Los músicos tocan entre sí, y cuando alguno se cansa, otro ocupa su silla y la música nunca para de sonar. Usted entra también porque sí, baila y puede irse o quedarse sentado sobre las mesas para que haya más espacio para las parejas, todo el tiempo que quiere. Aquí, en casa de Millicent Archibold, mejor que en cualquier otra parte, puede verse cómo son de sanas y amigas las gentes de la isla. Los hombres entregan sin reservas sus sonrisas de colombianos alegres y hermanos y las muchachas cuentan que una vez estuvieron en el continente, es decir, en Cartagena. (Le puede interesar Cepeda Samudio y “La casa grande”).

Pero la isla, que había sido olvidada por todos, fue recordada por la violencia. Aquí donde el odio era desconocido tuvieron que traerlo de fuera.

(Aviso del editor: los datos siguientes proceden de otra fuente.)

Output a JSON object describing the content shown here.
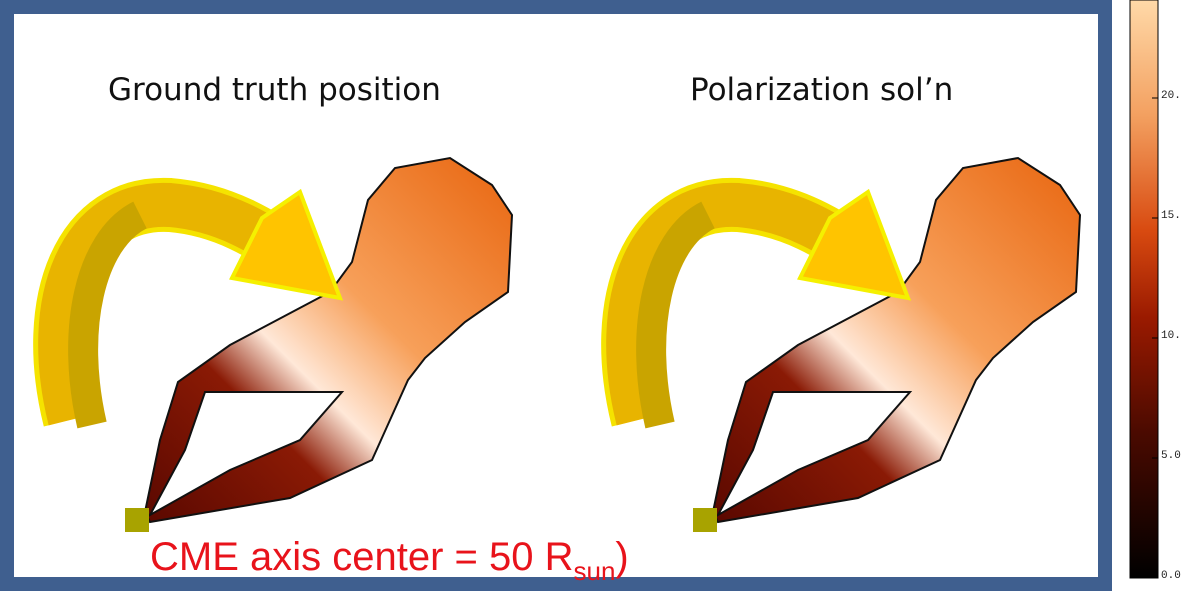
{
  "panels": [
    {
      "title": "Ground truth position"
    },
    {
      "title": "Polarization sol’n"
    }
  ],
  "annotation": {
    "text": "CME axis center = 50 R",
    "subscript": "sun",
    "suffix": ")"
  },
  "colorbar": {
    "ticks": [
      {
        "value": 20,
        "label": "20."
      },
      {
        "value": 15,
        "label": "15."
      },
      {
        "value": 10,
        "label": "10."
      },
      {
        "value": 5,
        "label": "5.0"
      },
      {
        "value": 0,
        "label": "0.0"
      }
    ]
  }
}
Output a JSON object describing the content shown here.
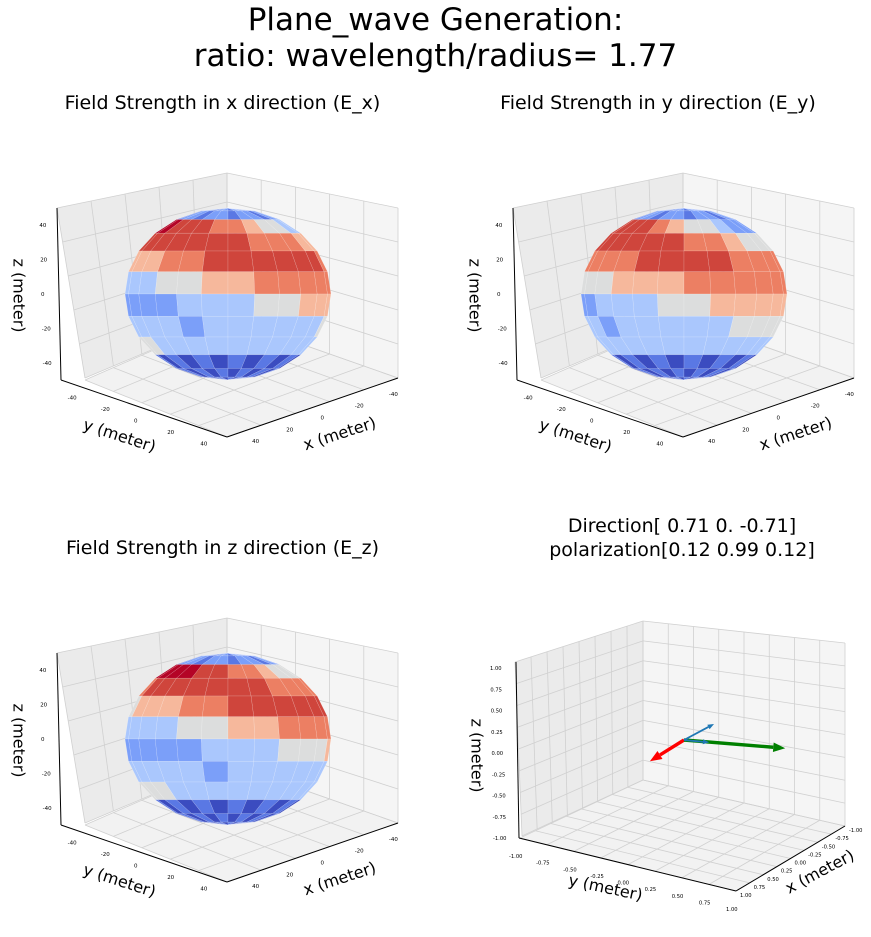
{
  "figure": {
    "title_line1": "Plane_wave Generation:",
    "title_line2": "ratio: wavelength/radius= 1.77"
  },
  "chart_data": [
    {
      "type": "surface3d",
      "title": "Field Strength in x direction (E_x)",
      "xlabel": "x (meter)",
      "ylabel": "y (meter)",
      "zlabel": "z (meter)",
      "xlim": [
        -50,
        50
      ],
      "ylim": [
        -50,
        50
      ],
      "zlim": [
        -50,
        50
      ],
      "xticks": [
        -40,
        -20,
        0,
        20,
        40
      ],
      "yticks": [
        -40,
        -20,
        0,
        20,
        40
      ],
      "zticks": [
        -40,
        -20,
        0,
        20,
        40
      ],
      "surface": "sphere",
      "radius": 50,
      "colormap": "coolwarm",
      "grid": true,
      "color_bands_by_latitude": [
        "blue",
        "blue",
        "blue",
        "light-blue",
        "white",
        "salmon",
        "red",
        "red",
        "salmon",
        "light-blue",
        "blue"
      ]
    },
    {
      "type": "surface3d",
      "title": "Field Strength in y direction (E_y)",
      "xlabel": "x (meter)",
      "ylabel": "y (meter)",
      "zlabel": "z (meter)",
      "xlim": [
        -50,
        50
      ],
      "ylim": [
        -50,
        50
      ],
      "zlim": [
        -50,
        50
      ],
      "xticks": [
        -40,
        -20,
        0,
        20,
        40
      ],
      "yticks": [
        -40,
        -20,
        0,
        20,
        40
      ],
      "zticks": [
        -40,
        -20,
        0,
        20,
        40
      ],
      "surface": "sphere",
      "radius": 50,
      "colormap": "coolwarm",
      "grid": true
    },
    {
      "type": "surface3d",
      "title": "Field Strength in z direction (E_z)",
      "xlabel": "x (meter)",
      "ylabel": "y (meter)",
      "zlabel": "z (meter)",
      "xlim": [
        -50,
        50
      ],
      "ylim": [
        -50,
        50
      ],
      "zlim": [
        -50,
        50
      ],
      "xticks": [
        -40,
        -20,
        0,
        20,
        40
      ],
      "yticks": [
        -40,
        -20,
        0,
        20,
        40
      ],
      "zticks": [
        -40,
        -20,
        0,
        20,
        40
      ],
      "surface": "sphere",
      "radius": 50,
      "colormap": "coolwarm",
      "grid": true
    },
    {
      "type": "quiver3d",
      "title_line1": "Direction[ 0.71  0.   -0.71]",
      "title_line2": "polarization[0.12 0.99 0.12]",
      "xlabel": "x (meter)",
      "ylabel": "y (meter)",
      "zlabel": "z (meter)",
      "xlim": [
        -1,
        1
      ],
      "ylim": [
        -1,
        1
      ],
      "zlim": [
        -1,
        1
      ],
      "xticks": [
        "-1.00",
        "-0.75",
        "-0.50",
        "-0.25",
        "0.00",
        "0.25",
        "0.50",
        "0.75",
        "1.00"
      ],
      "yticks": [
        "-1.00",
        "-0.75",
        "-0.50",
        "-0.25",
        "0.00",
        "0.25",
        "0.50",
        "0.75",
        "1.00"
      ],
      "zticks": [
        "-1.00",
        "-0.75",
        "-0.50",
        "-0.25",
        "0.00",
        "0.25",
        "0.50",
        "0.75",
        "1.00"
      ],
      "grid": true,
      "vectors": [
        {
          "color": "#ff0000",
          "origin": [
            0,
            0,
            0
          ],
          "vector": [
            0.71,
            0.0,
            -0.71
          ]
        },
        {
          "color": "#008000",
          "origin": [
            0,
            0,
            0
          ],
          "vector": [
            0.12,
            0.99,
            0.12
          ]
        },
        {
          "color": "#1f77b4",
          "origin": [
            0,
            0,
            0
          ],
          "vector": [
            0.5,
            0.5,
            0.0
          ]
        },
        {
          "color": "#1f77b4",
          "origin": [
            0,
            0,
            0
          ],
          "vector": [
            -0.3,
            0.1,
            0.2
          ]
        }
      ]
    }
  ]
}
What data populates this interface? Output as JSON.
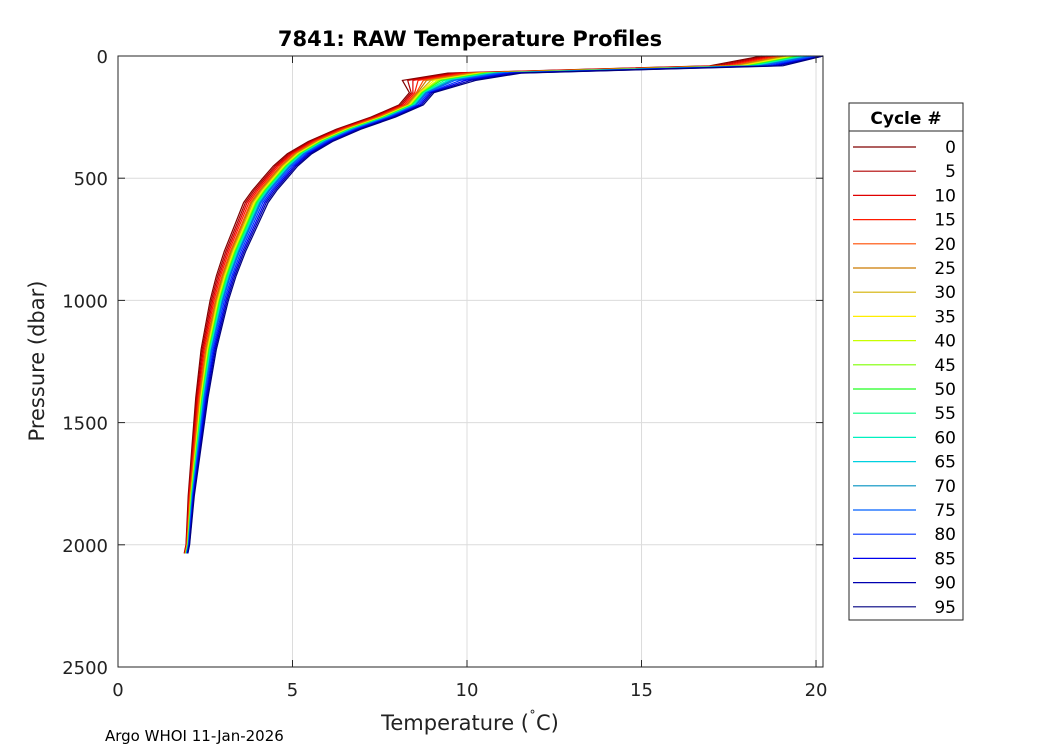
{
  "chart_data": {
    "type": "line",
    "title": "7841: RAW Temperature Profiles",
    "xlabel": "Temperature (",
    "xlabel_degree": "˚",
    "xlabel_unit": "C)",
    "ylabel": "Pressure (dbar)",
    "xlim": [
      0,
      20.2
    ],
    "ylim": [
      0,
      2500
    ],
    "y_reversed": true,
    "grid": true,
    "x_ticks": [
      "0",
      "5",
      "10",
      "15",
      "20"
    ],
    "y_ticks": [
      "0",
      "500",
      "1000",
      "1500",
      "2000",
      "2500"
    ],
    "legend": {
      "title": "Cycle #",
      "placement": "right",
      "entries": [
        {
          "label": "0",
          "color": "#800000"
        },
        {
          "label": "5",
          "color": "#b00000"
        },
        {
          "label": "10",
          "color": "#e00000"
        },
        {
          "label": "15",
          "color": "#ff1a00"
        },
        {
          "label": "20",
          "color": "#ff4d00"
        },
        {
          "label": "25",
          "color": "#cc7a00"
        },
        {
          "label": "30",
          "color": "#d4b000"
        },
        {
          "label": "35",
          "color": "#ffee00"
        },
        {
          "label": "40",
          "color": "#c8ff00"
        },
        {
          "label": "45",
          "color": "#7fff00"
        },
        {
          "label": "50",
          "color": "#22ff22"
        },
        {
          "label": "55",
          "color": "#00ff80"
        },
        {
          "label": "60",
          "color": "#00f0c0"
        },
        {
          "label": "65",
          "color": "#00d0e0"
        },
        {
          "label": "70",
          "color": "#0090c0"
        },
        {
          "label": "75",
          "color": "#0060ff"
        },
        {
          "label": "80",
          "color": "#0030ff"
        },
        {
          "label": "85",
          "color": "#0000ee"
        },
        {
          "label": "90",
          "color": "#0000b0"
        },
        {
          "label": "95",
          "color": "#000080"
        }
      ]
    },
    "series_profile": {
      "pressure": [
        0,
        40,
        70,
        100,
        150,
        200,
        250,
        300,
        350,
        400,
        450,
        500,
        550,
        600,
        700,
        800,
        900,
        1000,
        1100,
        1200,
        1400,
        1600,
        1800,
        2000,
        2035
      ],
      "temp_mean": [
        19.5,
        18.0,
        10.5,
        9.2,
        8.7,
        8.4,
        7.6,
        6.6,
        5.8,
        5.2,
        4.8,
        4.5,
        4.2,
        3.95,
        3.65,
        3.35,
        3.1,
        2.9,
        2.75,
        2.6,
        2.4,
        2.25,
        2.1,
        2.0,
        1.95
      ],
      "temp_offsets": [
        -0.35,
        -0.3,
        -0.25,
        -0.2,
        -0.15,
        -0.12,
        -0.08,
        -0.05,
        -0.02,
        0.0,
        0.02,
        0.05,
        0.08,
        0.1,
        0.12,
        0.15,
        0.2,
        0.25,
        0.3,
        0.35
      ]
    },
    "footer": "Argo WHOI 11-Jan-2026"
  }
}
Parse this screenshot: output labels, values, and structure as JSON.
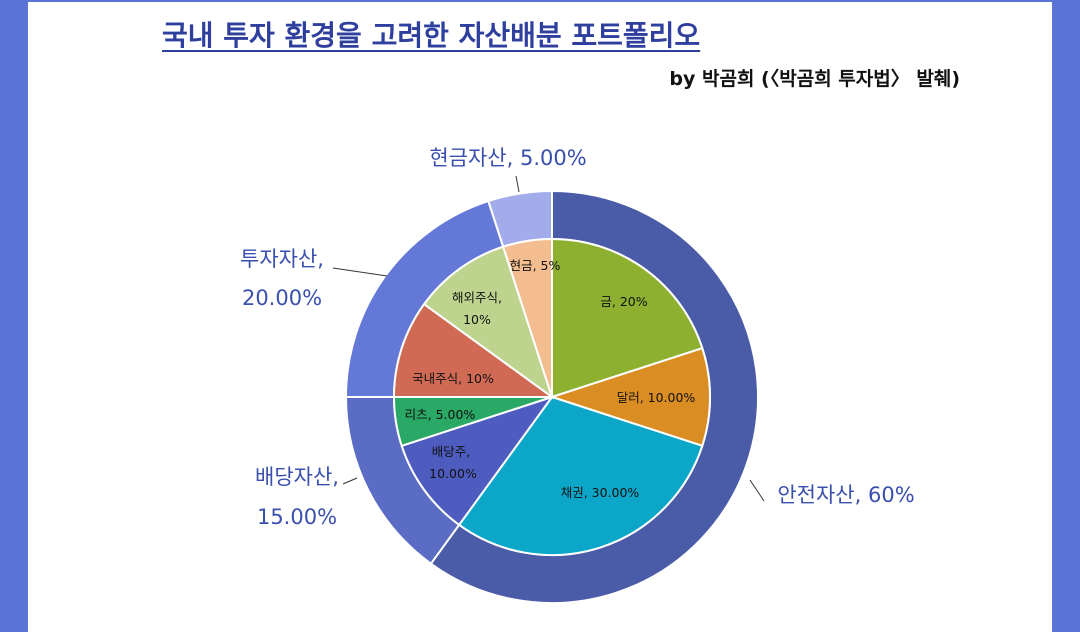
{
  "chart_data": {
    "type": "pie",
    "title": "국내 투자 환경을 고려한 자산배분 포트폴리오",
    "subtitle": "by 박곰희 (〈박곰희 투자법〉 발췌)",
    "outer_ring": [
      {
        "name": "안전자산",
        "value": 60,
        "label": "안전자산, 60%",
        "color": "#4a5ba8"
      },
      {
        "name": "배당자산",
        "value": 15,
        "label_line1": "배당자산,",
        "label_line2": "15.00%",
        "color": "#5a6cc4"
      },
      {
        "name": "투자자산",
        "value": 20,
        "label_line1": "투자자산,",
        "label_line2": "20.00%",
        "color": "#6478d8"
      },
      {
        "name": "현금자산",
        "value": 5,
        "label": "현금자산, 5.00%",
        "color": "#a3acea"
      }
    ],
    "inner_pie": [
      {
        "name": "금",
        "value": 20,
        "label": "금, 20%",
        "color": "#8db030"
      },
      {
        "name": "달러",
        "value": 10,
        "label": "달러, 10.00%",
        "color": "#d98d22"
      },
      {
        "name": "채권",
        "value": 30,
        "label": "채권, 30.00%",
        "color": "#0ba6c8"
      },
      {
        "name": "배당주",
        "value": 10,
        "label_line1": "배당주,",
        "label_line2": "10.00%",
        "color": "#4e5cc0"
      },
      {
        "name": "리츠",
        "value": 5,
        "label": "리츠, 5.00%",
        "color": "#2aa866"
      },
      {
        "name": "국내주식",
        "value": 10,
        "label": "국내주식, 10%",
        "color": "#d06a54"
      },
      {
        "name": "해외주식",
        "value": 10,
        "label_line1": "해외주식,",
        "label_line2": "10%",
        "color": "#bed48e"
      },
      {
        "name": "현금",
        "value": 5,
        "label": "현금, 5%",
        "color": "#f4bd90"
      }
    ]
  }
}
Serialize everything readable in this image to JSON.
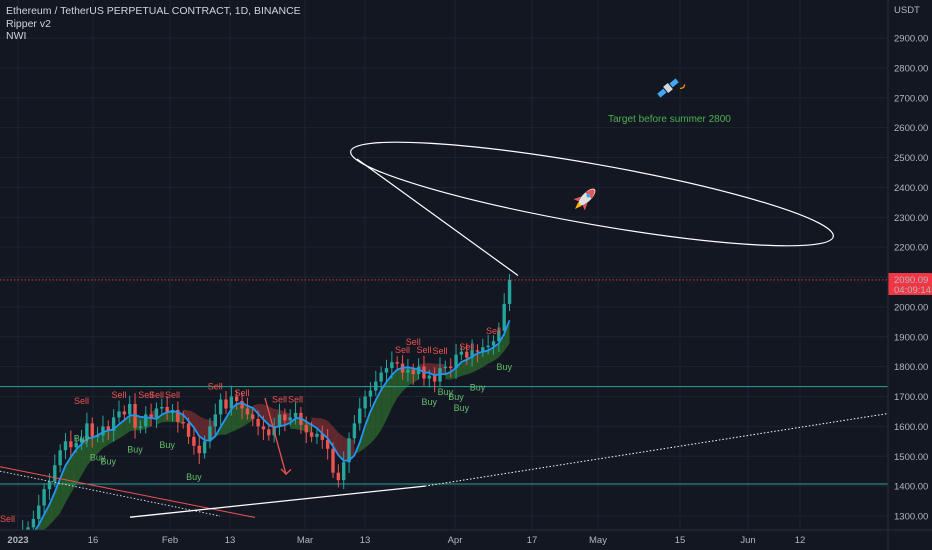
{
  "legend": {
    "symbol": "Ethereum / TetherUS PERPETUAL CONTRACT, 1D, BINANCE",
    "indicator1": "Ripper v2",
    "indicator2": "NWI"
  },
  "colors": {
    "background": "#131722",
    "up": "#26a69a",
    "down": "#ef5350",
    "ribbon_up": "#2e6b2e",
    "ribbon_down": "#7a2f33",
    "ma": "#2196f3",
    "level": "#26a69a",
    "trend": "#ffffff",
    "price_label": "#f23645"
  },
  "chart_data": {
    "type": "candlestick",
    "title": "Ethereum / TetherUS PERPETUAL CONTRACT, 1D, BINANCE",
    "currency": "USDT",
    "ylim": [
      1260,
      3000
    ],
    "y_ticks": [
      "1300.00",
      "1400.00",
      "1500.00",
      "1600.00",
      "1700.00",
      "1800.00",
      "1900.00",
      "2000.00",
      "2100.00",
      "2200.00",
      "2300.00",
      "2400.00",
      "2500.00",
      "2600.00",
      "2700.00",
      "2800.00",
      "2900.00"
    ],
    "x_ticks": [
      "2023",
      "16",
      "Feb",
      "13",
      "Mar",
      "13",
      "Apr",
      "17",
      "May",
      "15",
      "Jun",
      "12"
    ],
    "last_price": "2090.09",
    "countdown": "04:09:14",
    "closes": [
      1200,
      1215,
      1250,
      1262,
      1290,
      1335,
      1390,
      1415,
      1470,
      1520,
      1550,
      1530,
      1545,
      1560,
      1610,
      1565,
      1570,
      1600,
      1585,
      1630,
      1650,
      1640,
      1675,
      1595,
      1600,
      1640,
      1630,
      1660,
      1665,
      1645,
      1655,
      1615,
      1610,
      1565,
      1535,
      1510,
      1550,
      1600,
      1640,
      1690,
      1660,
      1700,
      1685,
      1660,
      1640,
      1625,
      1600,
      1590,
      1570,
      1600,
      1640,
      1620,
      1630,
      1645,
      1605,
      1580,
      1565,
      1575,
      1555,
      1525,
      1445,
      1420,
      1480,
      1560,
      1610,
      1660,
      1700,
      1720,
      1750,
      1780,
      1795,
      1815,
      1810,
      1780,
      1790,
      1775,
      1800,
      1760,
      1770,
      1750,
      1795,
      1800,
      1795,
      1840,
      1850,
      1830,
      1855,
      1850,
      1865,
      1870,
      1885,
      1920,
      2010,
      2090
    ],
    "levels": [
      1733,
      1407
    ],
    "signals": [
      {
        "type": "Sell",
        "i": 13,
        "price": 1675
      },
      {
        "type": "Sell",
        "i": 20,
        "price": 1695
      },
      {
        "type": "Sell",
        "i": 25,
        "price": 1695
      },
      {
        "type": "Sell",
        "i": 27,
        "price": 1695
      },
      {
        "type": "Sell",
        "i": 30,
        "price": 1695
      },
      {
        "type": "Sell",
        "i": 38,
        "price": 1723
      },
      {
        "type": "Sell",
        "i": 43,
        "price": 1702
      },
      {
        "type": "Sell",
        "i": 50,
        "price": 1680
      },
      {
        "type": "Sell",
        "i": 53,
        "price": 1680
      },
      {
        "type": "Sell",
        "i": 73,
        "price": 1845
      },
      {
        "type": "Sell",
        "i": 75,
        "price": 1872
      },
      {
        "type": "Sell",
        "i": 77,
        "price": 1845
      },
      {
        "type": "Sell",
        "i": 80,
        "price": 1843
      },
      {
        "type": "Sell",
        "i": 85,
        "price": 1855
      },
      {
        "type": "Sell",
        "i": 90,
        "price": 1910
      },
      {
        "type": "Buy",
        "i": 13,
        "price": 1550
      },
      {
        "type": "Buy",
        "i": 16,
        "price": 1485
      },
      {
        "type": "Buy",
        "i": 18,
        "price": 1473
      },
      {
        "type": "Buy",
        "i": 23,
        "price": 1512
      },
      {
        "type": "Buy",
        "i": 29,
        "price": 1528
      },
      {
        "type": "Buy",
        "i": 34,
        "price": 1420
      },
      {
        "type": "Buy",
        "i": 78,
        "price": 1672
      },
      {
        "type": "Buy",
        "i": 81,
        "price": 1705
      },
      {
        "type": "Buy",
        "i": 83,
        "price": 1688
      },
      {
        "type": "Buy",
        "i": 84,
        "price": 1652
      },
      {
        "type": "Buy",
        "i": 87,
        "price": 1720
      },
      {
        "type": "Buy",
        "i": 92,
        "price": 1788
      }
    ],
    "annotation": "Target before summer 2800",
    "edge_sell": "Sell"
  }
}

—¿Ustedes son también del continente?

—Sí, es decir, de Colombia.

—Otros continentales vinieron antes y están todavía aquí.

—¿Y qué hacen?

—Lo empujan a uno. Y llega un día cuando uno se cansa.

Yo miro a los isleños con su alegría inofensiva y no puedo explicarme a qué vinieron esos otros continentales de que me hablan. El cine de San Andrés tiene dos cosas originales: el nombre y las películas que exhiben. El nombre del cine es “Caribe” como si las gentes no se cansaran nunca del mar. Y el día que estuve en la isla mostraban Los árboles mueren de pie, de Casona, y con López Lagar. Yo pregunto si la mayoría del pueblo entiende español. Me dicen que a medias. Nadie pudo explicármelo, pero en el “Caribe” siempre exhiben películas en español.

La casa del padre de Antonio Newbold es diferente de las demás. Quiero decir que sólo tiene un piso y es de ladrillos y cemento. La casa no la han terminado todavía pero había allí tres camas bien dispuestas. Y cuando Antonio Newbold llegó por la mañana nos encontró en su casa. No era para nosotros. En realidad él mismo no sabía quién la ocuparía. Como estábamos muy cansados, simplemente entramos y nos acostamos. Esto le pareció muy bien a Antonio Newbold.

—Era para un ministro.

—Nosotros sólo somos periodistas.

—Da lo mismo, sirvió para algo que (…).

Y siempre el mismo orgullo de ser colombiano y la misma alegría sana y sencilla. Los estudiantes miran el balcón vacío de la casa intendencial con los ojos llenos de lluvia. Sobre sus vestiditos blancos comienzan a caer gotas coloreadas de banderas. Los viejos han perdido la cuenta de los años que llevan esperando. Y esta espera ha sido contagiada a los pequeños que luchan con un idioma nuevo en una escuela nueva. La lluvia ha comenzado cuando pasamos frente a Hiness Key y todavía estábamos asombrados del paisaje transparente.

Cuando desembarcamos y caminamos la doble fila de estudiantes que nos miraban incrédulos, la placita con su busto verde de Bolívar se protegía debajo de los almendros, tuvimos miedo de que el charlatán de siempre recordara la famosa frase. Julio Gallardo se ha sentado sobre la isla. Hacía diez años que había comenzado el hobby de invitar presidentes a que vinieran a San Andrés. Cada nuevo presidente recibía la visita de Gallardo instándolo a que viniera a la isla. Todos aceptaban en principio, pero no vinieron nunca.

Al general Rojas no logró verlo: él sí vino. Gallardo es dueño de medio San Andrés y es muy probable que controle gran parte del otro medio. Podría convertirse en un gran agente de turismo, si Chelo de Castro le da la oportunidad. Nunca he oído alguien hablar tanto y tan seguido sobre un mismo tema, San Andrés, como a Gallardo. Pero en realidad el archipiélago se basta a sí mismo en materia de propaganda. Pero Julio Gallardo logró venderle un vestido de baño a Camargo Gámez, otro a Juan Goenaga y un jugo a Mosquera García. Para él, un gran comerciante, ese fue el día de su mejor triunfo.